Its one and only purpose is to make sure that devs who work on PC can build apps that will run on the iPhone and on the Mac. Especially the iPhone: when you have relatively little screen real estate, making your UI fit is no easy task, and the closer the browser on your dev machine is to the real thing, the better.

So here's my bet: when the final version of Safari ships, it will have an option to emulate the iPhone.


  • I totally agree, if you read the analysis from Paul Thurott on this you will see he thinks of things the same way, it is all about tapping into the market of developers who use windows.

  • I agree. Its all about the iPhone and the windows developers.

  • I agree as well, but all Apple needed to keep the same for emulation is the rendering engine. They didn't need to bring the window chrome with it, or if they did, it should be embedded in a standard window. As it is currently, it destroys consistency with the basic windowing conventions and creates more interaction issues (e.g., multi-monitor/maximize bugs) for them as they try and make it mimic the behavior of standard Windows applications.

  • yeah, i too believe that is the case.

  • This is exactly how we're using it. Since Safari has in the past required a subscription to Mac OS updates we literally had to borrow an up-to-date Mac at the end of projects for testing to avoid constantly buying OS upgrades.

    With Safari having been released for the PC we can now do proper browser testing, and I can't think of any other reason to use it.

  • It HAS to be because of that. Safari is HORRIBLE even on the mac, I don't think windows users buy it's design...

  • No conspiracy theory necessary. Safari is a derivitive of Konquerer, the KDE browser, which was coded in C, so it makes sense that the core areas are coded in C as well, only the widget linkages may require Obj-C, and since it is a windows binding only the widget portions would require heavy re-work.

  • Sorry, but why can't they build a new UI?

    The one they have at the moment works fine, why start again, and make it look like a boring Windows app?

    Its not as if IE7, Office or Media Player etc are keeping a consistent look - they are all going for the custom UI.

    And for end users, this gives them another browser to choose from... which can only be a good thing... especially since FireFox market share has stopped growing so rapidly (which is a shame)... but Safari has another source of converts, the users of iTunes.

    If the market share for IE can drop below the 50% mark, then Microsoft might start doing some real work on that browser... which is basically still using the same engine as the 5 year old IE6!

  • Maybe it's the beginning of more Apple apps being ported to Windows. iLife? There may be a core in Safari which could be used by other applications.

  • I disagree. Safari, for one thing, renders text in a way that makes it much easier to read (for me). So I think I'm gonna start using it as soon as its final version is released. And, of course, from now on, my apps will support the Safari browser!

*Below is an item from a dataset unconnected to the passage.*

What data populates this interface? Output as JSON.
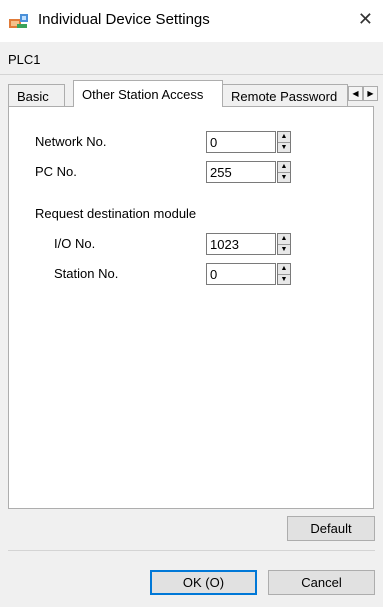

    MS guys better off think of supporting the "canvas" element in IE. (And, yeah, I do know that'll never happen :)

  • Since Safari has in the past required a subscription to Mac OS updates...

    How long ago was this? I've been using Apple Computers for 6 years now and this has never been the case.

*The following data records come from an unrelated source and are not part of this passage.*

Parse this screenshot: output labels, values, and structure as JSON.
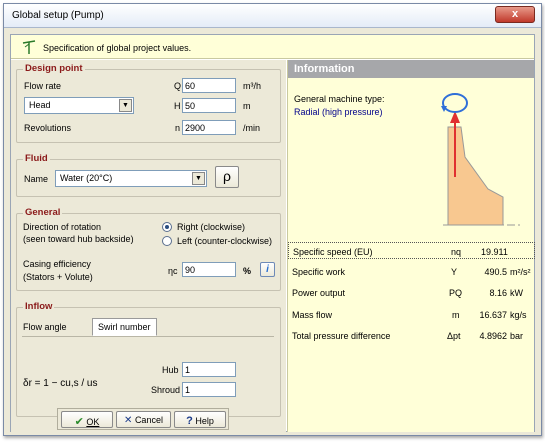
{
  "window": {
    "title": "Global setup (Pump)",
    "close_label": "x"
  },
  "header": {
    "text": "Specification of global project values."
  },
  "design_point": {
    "legend": "Design point",
    "flow_rate_label": "Flow rate",
    "q_symbol": "Q",
    "q_value": "60",
    "q_unit": "m³/h",
    "head_select": "Head",
    "h_symbol": "H",
    "h_value": "50",
    "h_unit": "m",
    "revolutions_label": "Revolutions",
    "n_symbol": "n",
    "n_value": "2900",
    "n_unit": "/min"
  },
  "fluid": {
    "legend": "Fluid",
    "name_label": "Name",
    "name_value": "Water (20°C)",
    "rho_button": "ρ"
  },
  "general": {
    "legend": "General",
    "direction_label_1": "Direction of rotation",
    "direction_label_2": "(seen toward hub backside)",
    "right_label": "Right (clockwise)",
    "left_label": "Left (counter-clockwise)",
    "casing_label_1": "Casing efficiency",
    "casing_label_2": "(Stators + Volute)",
    "eta_symbol": "ηc",
    "eta_value": "90",
    "eta_unit": "%",
    "info_icon": "i"
  },
  "inflow": {
    "legend": "Inflow",
    "tab_flow_angle": "Flow angle",
    "tab_swirl": "Swirl number",
    "formula": "δr = 1 − cu,s / us",
    "hub_label": "Hub",
    "hub_value": "1",
    "shroud_label": "Shroud",
    "shroud_value": "1"
  },
  "buttons": {
    "ok": "OK",
    "cancel": "Cancel",
    "help": "Help"
  },
  "information": {
    "title": "Information",
    "machine_type_label": "General machine type:",
    "machine_type_value": "Radial (high pressure)",
    "results": [
      {
        "label": "Specific speed (EU)",
        "symbol": "nq",
        "value": "19.911",
        "unit": ""
      },
      {
        "label": "Specific work",
        "symbol": "Y",
        "value": "490.5",
        "unit": "m²/s²"
      },
      {
        "label": "Power output",
        "symbol": "PQ",
        "value": "8.16",
        "unit": "kW"
      },
      {
        "label": "Mass flow",
        "symbol": "m",
        "value": "16.637",
        "unit": "kg/s"
      },
      {
        "label": "Total pressure difference",
        "symbol": "Δpt",
        "value": "4.8962",
        "unit": "bar"
      }
    ]
  },
  "colors": {
    "accent_red": "#8b1a1a",
    "info_bg": "#ffffd8",
    "impeller_fill": "#f8c890",
    "arrow": "#e03030",
    "rotation_ring": "#2f6fd8"
  }
}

  • This has to be the reason ... I have several PC's in the house ... no Macs. I can't say I care enough about Safari support enough to go out of my way to make sure it's ok. I'm not what you'd call a web dev who walks the edge of browser support. I learned my lesson years ago regarding that.

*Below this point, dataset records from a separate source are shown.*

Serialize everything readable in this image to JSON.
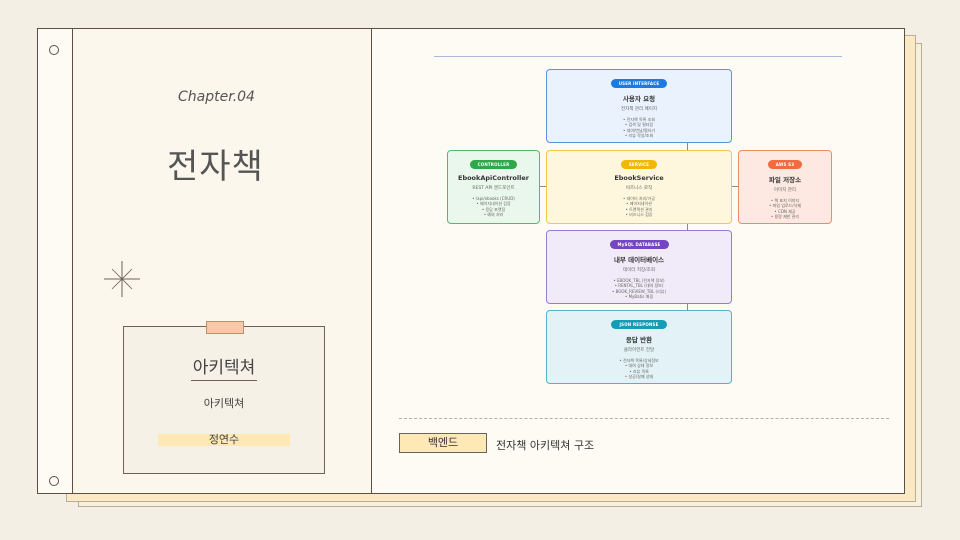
{
  "cover": {
    "chapter": "Chapter.04",
    "title": "전자책",
    "card_title": "아키텍쳐",
    "card_subtitle": "아키텍쳐",
    "author": "정연수"
  },
  "footer": {
    "tag": "백엔드",
    "caption": "전자책 아키텍쳐 구조"
  },
  "diagram": {
    "user": {
      "badge": "USER INTERFACE",
      "title": "사용자 요청",
      "subtitle": "전자책 관리 페이지",
      "items": [
        "• 전자책 목록 조회",
        "• 검색 및 필터링",
        "• 대여/반납/찜하기",
        "• 리뷰 작성/조회"
      ],
      "color": "#1f7ae0"
    },
    "controller": {
      "badge": "CONTROLLER",
      "title": "EbookApiController",
      "subtitle": "REST API 엔드포인트",
      "items": [
        "• /api/ebooks (CRUD)",
        "• 페이지네이션 검증",
        "• 응답 포맷팅",
        "• 예외 처리"
      ],
      "color": "#2ea84a"
    },
    "service": {
      "badge": "SERVICE",
      "title": "EbookService",
      "subtitle": "비즈니스 로직",
      "items": [
        "• 데이터 처리/가공",
        "• 페이지네이션",
        "• 트랜잭션 관리",
        "• 비즈니스 검증"
      ],
      "color": "#f2b705"
    },
    "storage": {
      "badge": "AWS S3",
      "title": "파일 저장소",
      "subtitle": "이미지 관리",
      "items": [
        "• 책 표지 이미지",
        "• 파일 업로드/삭제",
        "• CDN 제공",
        "• 용량 제한 관리"
      ],
      "color": "#f26a3d"
    },
    "database": {
      "badge": "MySQL DATABASE",
      "title": "내부 데이터베이스",
      "subtitle": "데이터 저장/조회",
      "items": [
        "• EBOOK_TBL (전자책 정보)",
        "• RENTAL_TBL (대여 정보)",
        "• BOOK_REVIEW_TBL (리뷰)",
        "• MyBatis 매핑"
      ],
      "color": "#7446c2"
    },
    "response": {
      "badge": "JSON RESPONSE",
      "title": "응답 반환",
      "subtitle": "클라이언트 전달",
      "items": [
        "• 전자책 목록/상세정보",
        "• 대여 상태 정보",
        "• 리뷰 목록",
        "• 성공/실패 상태"
      ],
      "color": "#159db5"
    }
  }
}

    Maybe if I'm in CompUSA I'll pull up some of my sites for the hell of it. But if I had a Mac I would check it.

    I have enough on my hands making sure things work in IE6 , 7 and Firefox.

    So why did I download Safari and try to install it twice seeing the first time botched because Apple rushed this beta?

    Easy ... I now have an easy way to make sure my sites look and work OK in Safari. So why not?

    It's not uncommon to hear (though less and less) ... "works in IE and Firefox" ... but Safari is left out. So I too think this is a move by Apple to elevate the user experience for the MAC crowd by increasing the # of sites that are designed on a PC and look and work just as good on a Mac as they do on a PC.

    Your theory makes total sense.

  • It's all about Apple/Mac's...

    You know they, oops It's simple to turn off UAC, tend to, oops It's simple to turn off UAC, beat their chest about trivial issues with MS.

    Funny though that they have now exceeded MS for the number of issues with their OS in 1 month timeframe.

  • hmmm maybe but if the nex safari for windows results like this one..... the most probably is that anyone use it because the program have a lot of problems.

  • Um yeah, i use the final version of safari, and i love it. its great.

Comments have been disabled for this content.